Jointly designed by the government, Business New Zealand, and the New Zealand Council of Trade Unions (NZCTU), NZIIS will be funded by levies on both wages and salaries. Forecast financial statements have been published as part of The Treasury’s Budget Economic and Fiscal Update 2022.
“The detail of the Budget documents show that income insurance levies are expected to hit the Crown revenue and expense lines in 2025, with anticipated in and outflows of $1.1 billion in 2025 and $4.7 billion in 2026,” Walker went on to tell Insurance Business.
“A question naturally arises as to whether this means a later than 2024 implementation date can be expected.

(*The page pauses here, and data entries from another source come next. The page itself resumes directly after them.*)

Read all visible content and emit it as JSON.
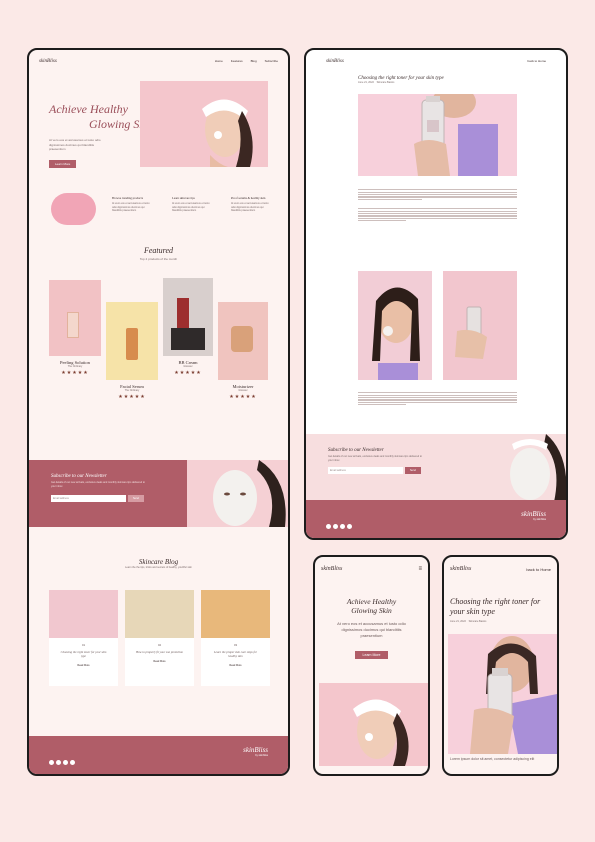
{
  "brand": "skinBliss",
  "brand_footer": "skinBliss",
  "brand_tagline": "by skinbliss",
  "nav": {
    "items": [
      "Home",
      "Features",
      "Blog",
      "Subscribe"
    ],
    "back": "back to Home",
    "mobile_back": "back to Home"
  },
  "hero": {
    "title_line1": "Achieve Healthy",
    "title_line2": "Glowing Skin",
    "text": "At vero eos et accusamus et iusto odio dignissimos ducimus qui blanditiis praesentium",
    "button": "Learn More"
  },
  "features": [
    {
      "title": "Browse trending products",
      "text": "At vero eos et accusamus et iusto odio dignissimos ducimus qui blanditiis praesentium"
    },
    {
      "title": "Learn skincare tips",
      "text": "At vero eos et accusamus et iusto odio dignissimos ducimus qui blanditiis praesentium"
    },
    {
      "title": "Proof serums & healthy skin",
      "text": "At vero eos et accusamus et iusto odio dignissimos ducimus qui blanditiis praesentium"
    }
  ],
  "featured": {
    "title": "Featured",
    "subtitle": "Top 4 products of the month",
    "products": [
      {
        "name": "Peeling Solution",
        "sub": "The Ordinary",
        "rating": "★★★★★"
      },
      {
        "name": "Facial Serum",
        "sub": "The Ordinary",
        "rating": "★★★★★"
      },
      {
        "name": "BB Cream",
        "sub": "Glossier",
        "rating": "★★★★★"
      },
      {
        "name": "Moisturizer",
        "sub": "Glossier",
        "rating": "★★★★★"
      }
    ]
  },
  "newsletter": {
    "title": "Subscribe to our Newsletter",
    "text": "Get details of our new arrivals, exclusive deals and monthly skincare tips delivered to your inbox",
    "placeholder": "Email address",
    "button": "Send"
  },
  "blog": {
    "title": "Skincare Blog",
    "subtitle": "Learn the the tips, tricks and secrets of healthy, youthful skin",
    "posts": [
      {
        "num": "01",
        "title": "Choosing the right toner for your skin type",
        "link": "Read More"
      },
      {
        "num": "02",
        "title": "How to properly fit your sun protection",
        "link": "Read More"
      },
      {
        "num": "03",
        "title": "Learn the proper skin care steps for healthy skin",
        "link": "Read More"
      }
    ]
  },
  "article": {
    "title": "Choosing the right toner for your skin type",
    "date": "June 21, 2022",
    "author": "Skincare Basics",
    "para": "Lorem ipsum dolor sit amet, consectetur adipiscing elit, sed do eiusmod tempor incididunt ut labore et dolore magna aliqua."
  },
  "mobile_hero": {
    "title_line1": "Achieve Healthy",
    "title_line2": "Glowing Skin",
    "text": "At vero eos et accusamus et iusto odio dignissimos ducimus qui blanditiis praesentium",
    "button": "Learn More"
  },
  "mobile_article": {
    "title": "Choosing the right toner for your skin type",
    "date": "June 21, 2022",
    "author": "Skincare Basics",
    "para": "Lorem ipsum dolor sit amet, consectetur adipiscing elit"
  },
  "colors": {
    "accent": "#b05d68",
    "page_bg": "#fbe9e7",
    "pink": "#f2c6cc"
  }
}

Given the timing of the forecast revenue flows, it may be that the scheme is forecast to collect levies from April 01, 2025.”
When they consulted on the NZIIS proposals, designers of the scheme asserted that “we want to get this right,” emphasizing the importance of hearing the views of as many interested people as possible.
“We believe a New Zealand Income Insurance Scheme could be an important step-change that lets us manage the challenges and harness the opportunities that lie ahead for New Zealand,” reads part of the summary of proposals put forward by BusinessNZ, NZCTU, and the government.
“The proposed scheme most directly benefits working people, but there are also significant benefits for employers. The proposed income insurance scheme would help shift New Zealand to being a higher productivity economy where businesses generate more value and greater returns. The proposal will also create a clearer process for redundancies, with more predictable costs.”
Until the scheme actually commences, it remains to be seen whether or not they indeed got it right.